Des explosions, des boules de feu tombant du ciel, des torches humaines: témoins et rescapés du violent incendie de Dacca, qui a fait au moins 70 morts au cœur de la capitale bangladaise, ont décrit jeudi à l’AFP des scènes d’enfer.
« J’ai cru que le jour du Jugement dernier était arrivé. L’intensité du feu était telle que les pompiers n’ont rien pu faire les premières heures », témoigne Haji Minto, un habitant de Chawkbazar, dédale de ruelles encombrées et densément peuplées.
Mercredi soir, la vie suivait son cours normal et chaotique dans cette partie de la vieille ville. La rue était encombrée de rickshaws, voitures et camionnettes qui klaxonnaient furieusement. Des habitants faisaient leurs courses dans les boutiques ou dînaient au restaurant. Un groupe célébrait un mariage.
Soudain, vers 22H40 (16H40 GMT), le feu a éclaté. D’après les pompiers, l’incendie pourrait être parti d’une bonbonne de gaz dans un immeuble avant de se propager à toute vitesse aux bâtiments adjacents au contact de stocks de substances chimiques. Ces dernières, destinées à la fabrication de produits domestiques comme des déodorants, étaient illégalement entreposées au milieu d’appartements habités.
En quelques instants à peine, le quartier se transforme en un brasier d’une fureur inouïe.
« Les explosions étaient si fortes que c’était comme une guerre. Les barils chimiques explosaient dans les étages supérieurs et des boules de feu tombaient dans les rues. J’ai vu des corps qui brûlaient partout sur la route », raconte à l’AFP Haji Mohammad Salahuddin, un habitant du voisinage, grièvement blessé.
Mohammad Salim, 45 ans, rentrait de son travail à l’usine lorsqu’une série d’explosions l’a jeté à terre.

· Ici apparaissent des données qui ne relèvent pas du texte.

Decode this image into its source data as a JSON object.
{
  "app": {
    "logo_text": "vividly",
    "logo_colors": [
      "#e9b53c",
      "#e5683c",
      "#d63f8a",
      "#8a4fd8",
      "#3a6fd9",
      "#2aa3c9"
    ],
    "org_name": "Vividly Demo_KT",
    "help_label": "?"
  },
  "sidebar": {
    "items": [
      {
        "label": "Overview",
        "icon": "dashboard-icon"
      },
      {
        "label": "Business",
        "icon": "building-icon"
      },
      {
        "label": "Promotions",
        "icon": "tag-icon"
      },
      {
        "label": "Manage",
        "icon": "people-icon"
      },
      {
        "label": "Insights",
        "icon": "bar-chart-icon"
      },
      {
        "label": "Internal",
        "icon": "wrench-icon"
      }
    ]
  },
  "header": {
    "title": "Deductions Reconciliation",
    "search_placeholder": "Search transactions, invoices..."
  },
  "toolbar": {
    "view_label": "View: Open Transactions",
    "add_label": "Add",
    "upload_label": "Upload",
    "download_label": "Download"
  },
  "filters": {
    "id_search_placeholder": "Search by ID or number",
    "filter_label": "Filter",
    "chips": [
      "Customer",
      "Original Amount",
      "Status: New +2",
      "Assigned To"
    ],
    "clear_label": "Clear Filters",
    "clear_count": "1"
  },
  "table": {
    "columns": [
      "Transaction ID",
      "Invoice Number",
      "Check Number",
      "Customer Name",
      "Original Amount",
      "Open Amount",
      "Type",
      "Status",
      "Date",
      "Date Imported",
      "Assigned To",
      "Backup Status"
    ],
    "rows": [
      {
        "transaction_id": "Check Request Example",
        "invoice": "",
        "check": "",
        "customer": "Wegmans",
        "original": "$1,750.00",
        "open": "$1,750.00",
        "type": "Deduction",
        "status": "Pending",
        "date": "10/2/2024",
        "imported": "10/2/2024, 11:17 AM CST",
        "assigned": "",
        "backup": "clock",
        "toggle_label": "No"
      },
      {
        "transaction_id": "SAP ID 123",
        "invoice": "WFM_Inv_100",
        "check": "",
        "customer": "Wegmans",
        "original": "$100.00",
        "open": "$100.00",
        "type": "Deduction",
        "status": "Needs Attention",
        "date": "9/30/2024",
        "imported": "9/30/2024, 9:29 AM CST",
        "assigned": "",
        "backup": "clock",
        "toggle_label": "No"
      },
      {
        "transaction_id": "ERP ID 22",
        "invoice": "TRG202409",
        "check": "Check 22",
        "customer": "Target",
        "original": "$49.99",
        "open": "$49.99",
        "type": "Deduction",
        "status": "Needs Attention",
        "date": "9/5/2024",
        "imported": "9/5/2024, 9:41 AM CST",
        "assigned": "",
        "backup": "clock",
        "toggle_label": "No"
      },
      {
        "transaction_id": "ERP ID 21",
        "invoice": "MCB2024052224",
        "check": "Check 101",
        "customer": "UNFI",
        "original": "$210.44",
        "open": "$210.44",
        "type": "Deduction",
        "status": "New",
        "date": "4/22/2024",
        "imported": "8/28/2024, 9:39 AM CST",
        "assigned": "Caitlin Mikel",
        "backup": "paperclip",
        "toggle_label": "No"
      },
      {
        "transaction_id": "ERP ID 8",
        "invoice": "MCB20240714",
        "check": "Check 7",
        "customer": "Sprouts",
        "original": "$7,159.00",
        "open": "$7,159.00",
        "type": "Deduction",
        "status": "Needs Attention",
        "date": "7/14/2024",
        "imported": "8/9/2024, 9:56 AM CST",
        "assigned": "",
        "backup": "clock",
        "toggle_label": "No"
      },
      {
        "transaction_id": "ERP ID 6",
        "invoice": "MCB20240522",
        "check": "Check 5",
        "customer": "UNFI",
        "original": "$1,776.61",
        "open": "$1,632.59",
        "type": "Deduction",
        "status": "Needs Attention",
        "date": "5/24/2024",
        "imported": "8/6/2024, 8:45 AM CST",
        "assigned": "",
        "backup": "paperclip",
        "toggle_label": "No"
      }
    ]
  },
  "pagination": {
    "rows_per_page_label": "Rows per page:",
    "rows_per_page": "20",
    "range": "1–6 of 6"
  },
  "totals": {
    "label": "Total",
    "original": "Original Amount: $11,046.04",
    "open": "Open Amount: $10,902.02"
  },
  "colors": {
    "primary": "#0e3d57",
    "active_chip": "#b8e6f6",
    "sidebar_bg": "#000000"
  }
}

« Un autre homme est tombé sur moi. Tout son corps était en flammes. En courant me mettre en sûreté, j’ai entendu une chaîne d’explosions et vu une femme et un enfant brûlant dans un rickshaw », dit-il sur un lit d’hôpital de l’hôpital universitaire de Dacca, le corps brûlé à 24%.
La virulence de l’incendie a été telle que les pompiers ont mis plus de douze heures à en venir à bout. Leur combat contre les flammes a été ralenti par les difficultés d’accès au lieu du sinistre et le manque de réserves d’eau.
– Restes calcinés –
Sur les lieux du drame, les flammes ont laissé place jeudi matin à des scènes d’horreur et de désolation. Les restes calcinés de véhicules gisent sur la route. Des centaines de bombes de déodorant, soufflées par les détonations, sont éparpillées par terre.
Le portail d’un des immeubles touchés était verrouillé par une chaîne, une pratique de sécurité courante la nuit mais qui a empêché les habitants de s’enfuir.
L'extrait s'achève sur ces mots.